The material is often about the intensely physical world of work, working with horses, on the farm, on the track, but there’s also a powerful element of whimsy and risky exciting acts of impersonation and identification – the poet not just of horses but as a horse too, as Marty climbs so far inside her subject she finds herself peering out – at, well, us. So a collection that at first blush looks chatty and anecdotal  - yarny and friendly – grows a bit stranger, more abstract, a matter of hauntings and dreams as much as mud and effort. And that’s where I think the artworks peppered through the book fit in. 
I promised no horsey stuff but I would like to accuse Marty of doping – in her use of Brendan O’Brien’s meticulous and eerie collages she’s obviously gained an unfair advantage over all other poetry books. To be honest, I don’t know about poems with pictures. What’s the poet trying to paper over? But this move makes sense – the collaborative intent is so delicate and the double-page spreads, so lushly detailed and elusive, enlarge the reading experience, are themselves pauses in a book that seems to say so much while poignantly retreating in the face of the mystery of human behaviour.

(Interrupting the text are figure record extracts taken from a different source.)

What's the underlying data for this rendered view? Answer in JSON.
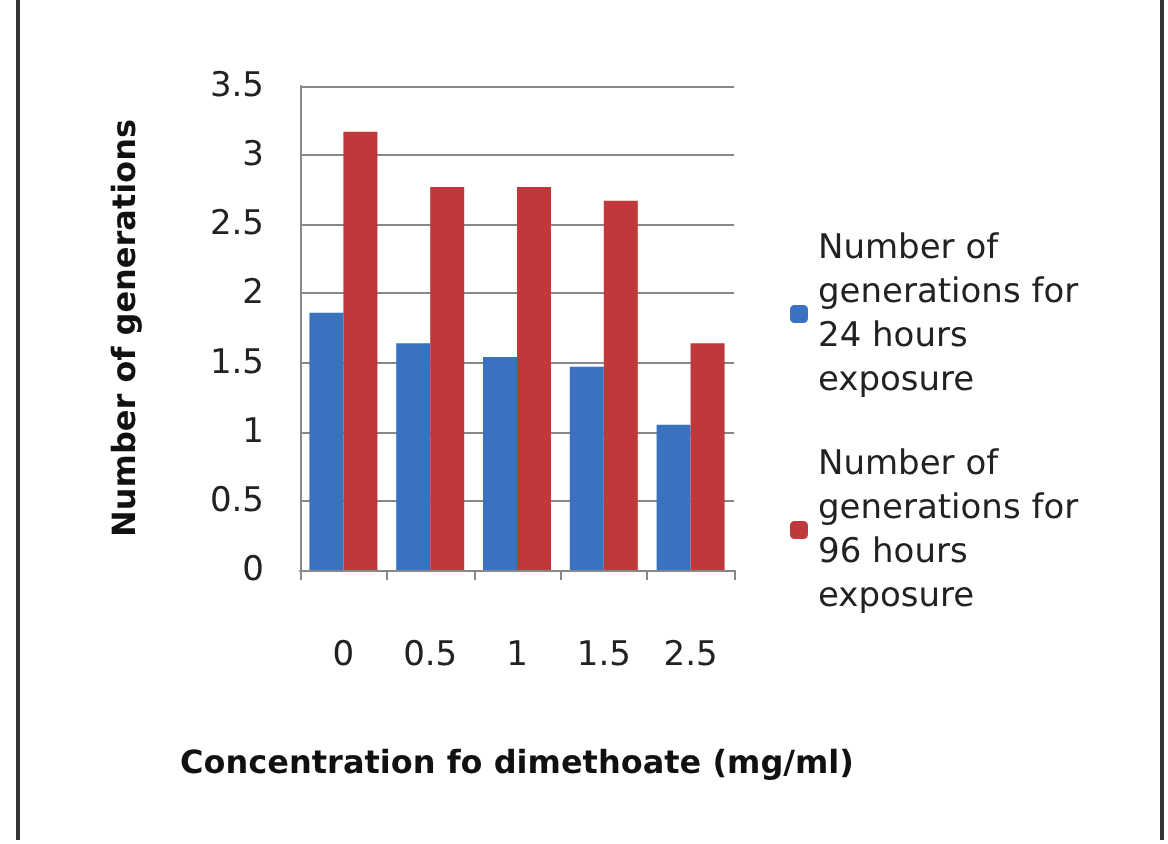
{
  "chart_data": {
    "type": "bar",
    "xlabel": "Concentration fo dimethoate (mg/ml)",
    "ylabel": "Number of generations",
    "categories": [
      "0",
      "0.5",
      "1",
      "1.5",
      "2.5"
    ],
    "series": [
      {
        "name": "Number of generations for 24 hours exposure",
        "color": "#3a72c0",
        "values": [
          1.86,
          1.64,
          1.54,
          1.47,
          1.05
        ]
      },
      {
        "name": "Number of generations for 96 hours exposure",
        "color": "#c0393a",
        "values": [
          3.17,
          2.77,
          2.77,
          2.67,
          1.64
        ]
      }
    ],
    "ylim": [
      0,
      3.5
    ],
    "yticks": [
      0,
      0.5,
      1,
      1.5,
      2,
      2.5,
      3,
      3.5
    ],
    "grid": "y",
    "legend": "right"
  }
}
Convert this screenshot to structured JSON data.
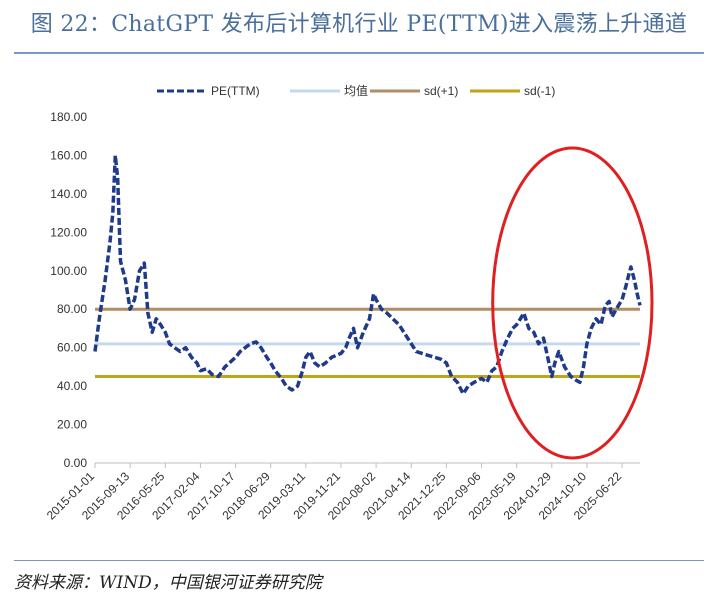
{
  "header": {
    "title": "图 22：ChatGPT 发布后计算机行业 PE(TTM)进入震荡上升通道"
  },
  "footer": {
    "source": "资料来源：WIND，中国银河证券研究院"
  },
  "colors": {
    "title": "#4a6f9b",
    "pe": "#1f3a8a",
    "mean": "#c5d9ee",
    "sd_plus": "#b08d62",
    "sd_minus": "#c2a516",
    "ellipse": "#e02020"
  },
  "chart_data": {
    "type": "line",
    "title": "",
    "xlabel": "",
    "ylabel": "",
    "ylim": [
      0,
      180
    ],
    "yticks": [
      "0.00",
      "20.00",
      "40.00",
      "60.00",
      "80.00",
      "100.00",
      "120.00",
      "140.00",
      "160.00",
      "180.00"
    ],
    "xticks": [
      "2015-01-01",
      "2015-09-13",
      "2016-05-25",
      "2017-02-04",
      "2017-10-17",
      "2018-06-29",
      "2019-03-11",
      "2019-11-21",
      "2020-08-02",
      "2021-04-14",
      "2021-12-25",
      "2022-09-06",
      "2023-05-19",
      "2024-01-29",
      "2024-10-10",
      "2025-06-22"
    ],
    "legend_position": "top",
    "legend": [
      "PE(TTM)",
      "均值",
      "sd(+1)",
      "sd(-1)"
    ],
    "grid": false,
    "series": [
      {
        "name": "PE(TTM)",
        "style": "dashed",
        "points": [
          [
            "2015-01-01",
            58
          ],
          [
            "2015-02-01",
            75
          ],
          [
            "2015-03-15",
            95
          ],
          [
            "2015-04-20",
            115
          ],
          [
            "2015-05-10",
            130
          ],
          [
            "2015-05-28",
            160
          ],
          [
            "2015-06-15",
            148
          ],
          [
            "2015-07-05",
            105
          ],
          [
            "2015-08-10",
            95
          ],
          [
            "2015-09-13",
            80
          ],
          [
            "2015-10-15",
            85
          ],
          [
            "2015-11-20",
            100
          ],
          [
            "2015-12-25",
            104
          ],
          [
            "2016-01-20",
            78
          ],
          [
            "2016-02-20",
            68
          ],
          [
            "2016-03-20",
            75
          ],
          [
            "2016-04-20",
            72
          ],
          [
            "2016-05-25",
            68
          ],
          [
            "2016-06-25",
            62
          ],
          [
            "2016-08-01",
            60
          ],
          [
            "2016-09-10",
            58
          ],
          [
            "2016-10-20",
            60
          ],
          [
            "2016-12-01",
            55
          ],
          [
            "2017-01-10",
            52
          ],
          [
            "2017-02-04",
            48
          ],
          [
            "2017-03-20",
            49
          ],
          [
            "2017-05-01",
            46
          ],
          [
            "2017-06-15",
            45
          ],
          [
            "2017-08-01",
            50
          ],
          [
            "2017-10-17",
            55
          ],
          [
            "2017-11-20",
            58
          ],
          [
            "2017-12-25",
            60
          ],
          [
            "2018-02-01",
            62
          ],
          [
            "2018-03-15",
            63
          ],
          [
            "2018-04-20",
            60
          ],
          [
            "2018-06-01",
            55
          ],
          [
            "2018-06-29",
            52
          ],
          [
            "2018-08-01",
            48
          ],
          [
            "2018-09-15",
            44
          ],
          [
            "2018-10-20",
            40
          ],
          [
            "2018-12-01",
            38
          ],
          [
            "2019-01-10",
            40
          ],
          [
            "2019-02-15",
            48
          ],
          [
            "2019-03-11",
            55
          ],
          [
            "2019-04-10",
            58
          ],
          [
            "2019-05-15",
            52
          ],
          [
            "2019-06-20",
            50
          ],
          [
            "2019-08-01",
            52
          ],
          [
            "2019-09-15",
            55
          ],
          [
            "2019-11-21",
            57
          ],
          [
            "2019-12-25",
            60
          ],
          [
            "2020-01-20",
            65
          ],
          [
            "2020-02-20",
            70
          ],
          [
            "2020-03-20",
            60
          ],
          [
            "2020-05-01",
            68
          ],
          [
            "2020-06-15",
            75
          ],
          [
            "2020-07-15",
            88
          ],
          [
            "2020-08-02",
            85
          ],
          [
            "2020-09-10",
            80
          ],
          [
            "2020-10-20",
            78
          ],
          [
            "2020-12-01",
            75
          ],
          [
            "2021-01-15",
            72
          ],
          [
            "2021-02-20",
            68
          ],
          [
            "2021-04-14",
            62
          ],
          [
            "2021-05-20",
            58
          ],
          [
            "2021-07-01",
            57
          ],
          [
            "2021-08-15",
            56
          ],
          [
            "2021-10-01",
            55
          ],
          [
            "2021-11-15",
            54
          ],
          [
            "2021-12-25",
            52
          ],
          [
            "2022-02-01",
            45
          ],
          [
            "2022-03-15",
            42
          ],
          [
            "2022-04-25",
            36
          ],
          [
            "2022-06-01",
            40
          ],
          [
            "2022-07-15",
            42
          ],
          [
            "2022-09-06",
            44
          ],
          [
            "2022-10-15",
            42
          ],
          [
            "2022-11-20",
            48
          ],
          [
            "2022-12-25",
            50
          ],
          [
            "2023-02-01",
            58
          ],
          [
            "2023-03-15",
            65
          ],
          [
            "2023-04-20",
            70
          ],
          [
            "2023-05-19",
            72
          ],
          [
            "2023-06-15",
            75
          ],
          [
            "2023-07-10",
            78
          ],
          [
            "2023-08-15",
            70
          ],
          [
            "2023-09-20",
            68
          ],
          [
            "2023-10-25",
            62
          ],
          [
            "2023-11-30",
            65
          ],
          [
            "2023-12-30",
            55
          ],
          [
            "2024-01-29",
            45
          ],
          [
            "2024-02-20",
            52
          ],
          [
            "2024-03-20",
            58
          ],
          [
            "2024-05-01",
            50
          ],
          [
            "2024-06-15",
            45
          ],
          [
            "2024-07-25",
            43
          ],
          [
            "2024-08-20",
            42
          ],
          [
            "2024-09-15",
            50
          ],
          [
            "2024-10-10",
            62
          ],
          [
            "2024-11-10",
            70
          ],
          [
            "2024-12-15",
            75
          ],
          [
            "2025-01-20",
            72
          ],
          [
            "2025-02-20",
            82
          ],
          [
            "2025-03-20",
            84
          ],
          [
            "2025-04-10",
            76
          ],
          [
            "2025-05-10",
            80
          ],
          [
            "2025-06-22",
            85
          ],
          [
            "2025-07-20",
            92
          ],
          [
            "2025-08-10",
            98
          ],
          [
            "2025-08-25",
            102
          ],
          [
            "2025-09-20",
            95
          ],
          [
            "2025-10-10",
            88
          ],
          [
            "2025-10-30",
            82
          ]
        ]
      },
      {
        "name": "均值",
        "value": 62
      },
      {
        "name": "sd(+1)",
        "value": 80
      },
      {
        "name": "sd(-1)",
        "value": 45
      }
    ],
    "annotation": {
      "shape": "ellipse",
      "color": "red",
      "x_range": [
        "2022-12-25",
        "2025-10-30"
      ]
    }
  }
}
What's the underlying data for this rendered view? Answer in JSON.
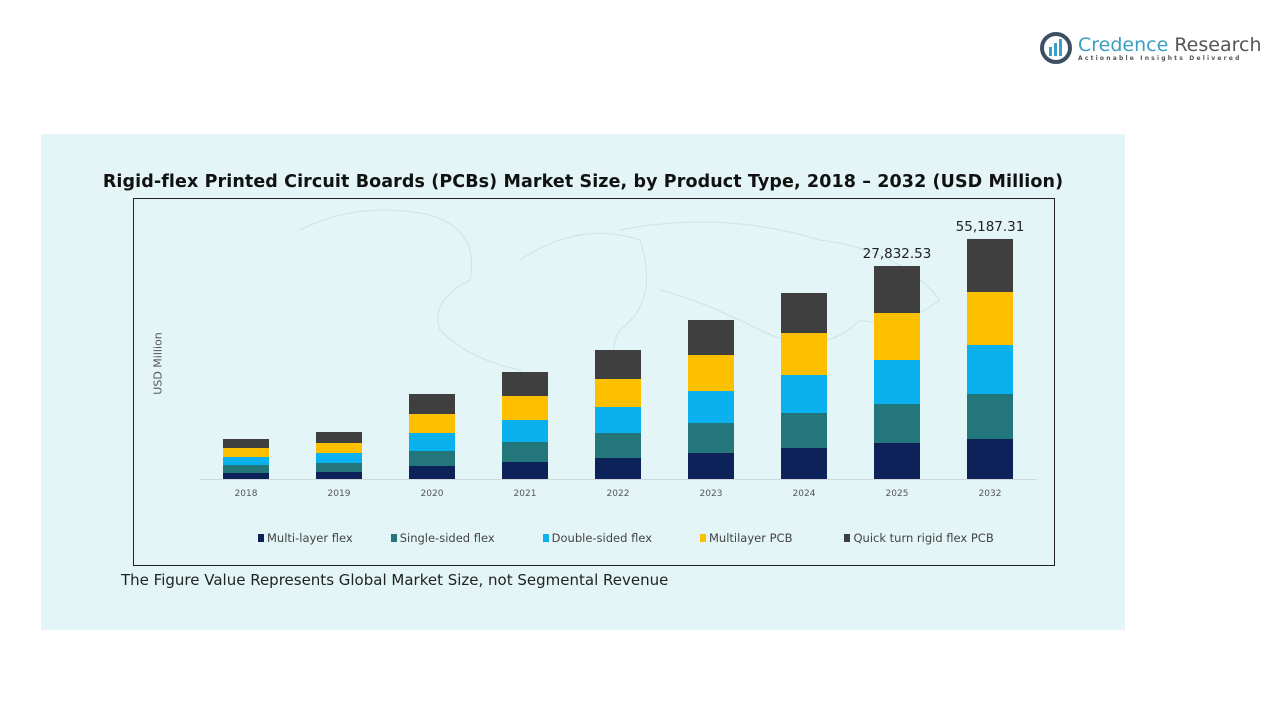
{
  "logo": {
    "name_part1": "Credence",
    "name_part2": "Research",
    "tagline": "Actionable Insights Delivered"
  },
  "chart_data": {
    "type": "bar",
    "stacked": true,
    "title": "Rigid-flex Printed Circuit Boards (PCBs) Market Size, by Product Type, 2018 – 2032 (USD Million)",
    "ylabel": "USD Million",
    "xlabel": "",
    "categories": [
      "2018",
      "2019",
      "2020",
      "2021",
      "2022",
      "2023",
      "2024",
      "2025",
      "2032"
    ],
    "series": [
      {
        "name": "Multi-layer flex",
        "color": "#0d2259",
        "values": [
          784,
          915,
          1699,
          2221,
          2744,
          3397,
          4051,
          4704,
          9196
        ]
      },
      {
        "name": "Single-sided flex",
        "color": "#23777a",
        "values": [
          1045,
          1176,
          1960,
          2613,
          3267,
          3920,
          4573,
          5096,
          10346
        ]
      },
      {
        "name": "Double-sided flex",
        "color": "#0bb0ef",
        "values": [
          1045,
          1307,
          2352,
          2875,
          3397,
          4181,
          4965,
          5750,
          11265
        ]
      },
      {
        "name": "Multilayer PCB",
        "color": "#fcc000",
        "values": [
          1176,
          1307,
          2483,
          3136,
          3659,
          4704,
          5488,
          6141,
          12185
        ]
      },
      {
        "name": "Quick turn rigid flex PCB",
        "color": "#3f3f3f",
        "values": [
          1176,
          1437,
          2613,
          3136,
          3789,
          4574,
          5227,
          6141,
          12195
        ]
      }
    ],
    "data_labels": {
      "2025": "27,832.53",
      "2032": "55,187.31"
    },
    "grid": false,
    "legend_position": "bottom"
  },
  "note": "The Figure Value Represents Global Market Size, not Segmental Revenue",
  "colors": {
    "panel_background": "#e3f5f6"
  }
}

I started this with mention of teachers and teaching and Marty generously acknowledges many such figures in her writing life so let me end with a line from one of my teachers, the American writer Stanley Elkin who begins his essay about his father with this: ‘All children’s parents are too complicated for them. Love, like an obstacle, gets in the way. We know them too early. Then they die.’ I said before that Marty had to do all that reconciling of elements before these images of family could stick, but the ‘obstacle of love’ is the most persistent one and that bastard is here too on these beautiful pages."